Rheumatoid arthritis , polymyalgia rheumatica , and systemic lupus erythematosus patients also commonly develop carpal tunnel syndrome. Medical management of rheumatoid arthritis often successfully relieves symptoms as the acute inflammation diminishes, and surgical decompression is reserved for patients with persistent symptoms. For patients with polymyalgia rheumatica, oral corticosteroids typically result in prompt improvement in symptoms [28].

Neoplastic

Non-neurologic tumors should also be considered in the differential diagnosis of carpal tunnel syndrome. Multiple benign and malignant tumors can arise in the carpal tunnel creating a space-occupying lesion increasing pressure on the median nerve. Ganglia, lipomas, synovial chondromatosis, giant-cell tumor of tendon sheath, and vascular tumors are some of the benign tumors reported [52,53,54,55]. Malignant tumors must also be considered, with synovial cell sarcoma, squamous cell carcinoma, epithelioid sarcoma, and myxofibrosarcoma described [56,57,58,59].

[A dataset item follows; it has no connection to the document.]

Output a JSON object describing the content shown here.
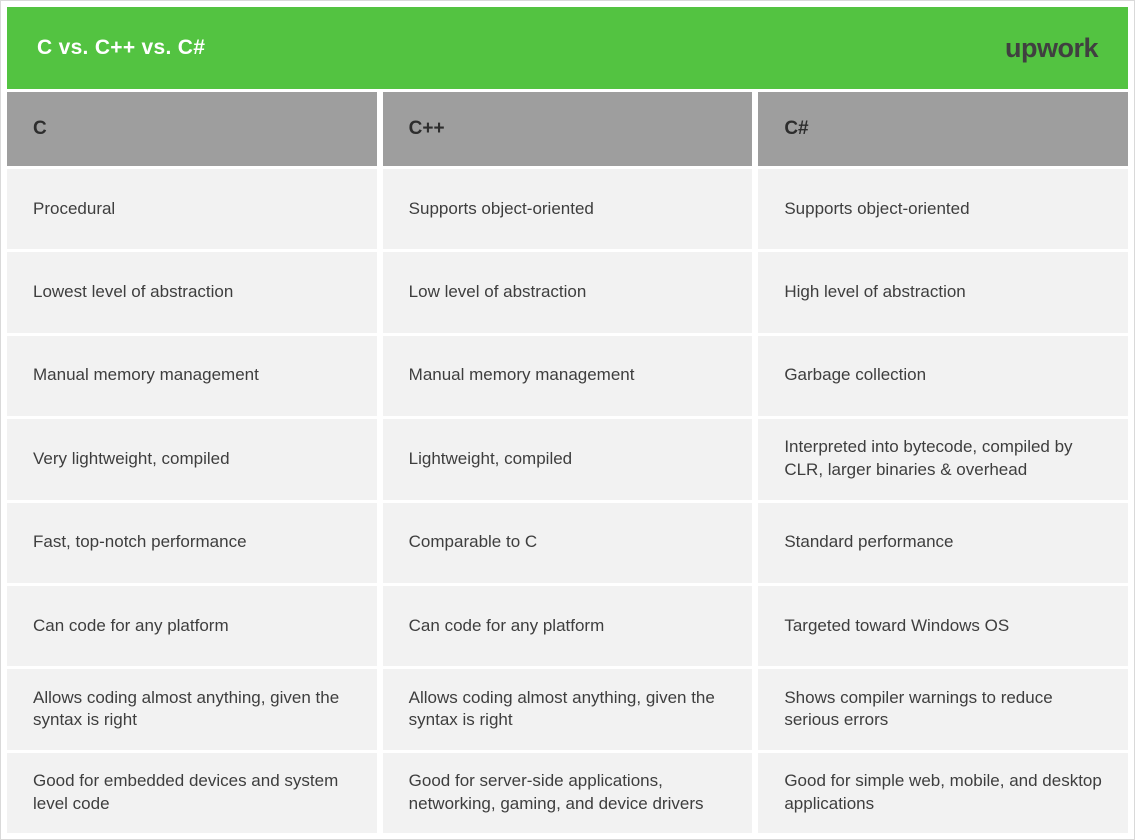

Neoplasms outside of the carpal tunnel can also mimic carpal tunnel syndrome. De Vos et al. reported a case of melorheostosis , a rare progressive disorder in which there is thickening of cortical bone, in a patient referred for carpal tunnel syndrome. Instead, the patient was found to have melorheostosis of the distal humerus causing proximal median nerve dysfunction and was treated with neurolysis and resection of the sclerotic bone [60]. Myxofibrosarcoma of the forearm has also been found to cause median nerve symptoms [56].

Summary

Many conditions, both neurologic and non-neurologic, exist that cause or mask as carpal tunnel syndrome. Particularly in patients who present with symptoms outside the typical spectrum of carpal tunnel complaints, clinicians must keep their minds open to alternate etiologies. Even in patients with typical symptoms, several conditions exist that mimic carpal tunnel syndrome. Having an understanding of these conditions should aid surgeons in making a more expedient diagnosis and referral to the proper specialist and avoid unnecessary surgical intervention.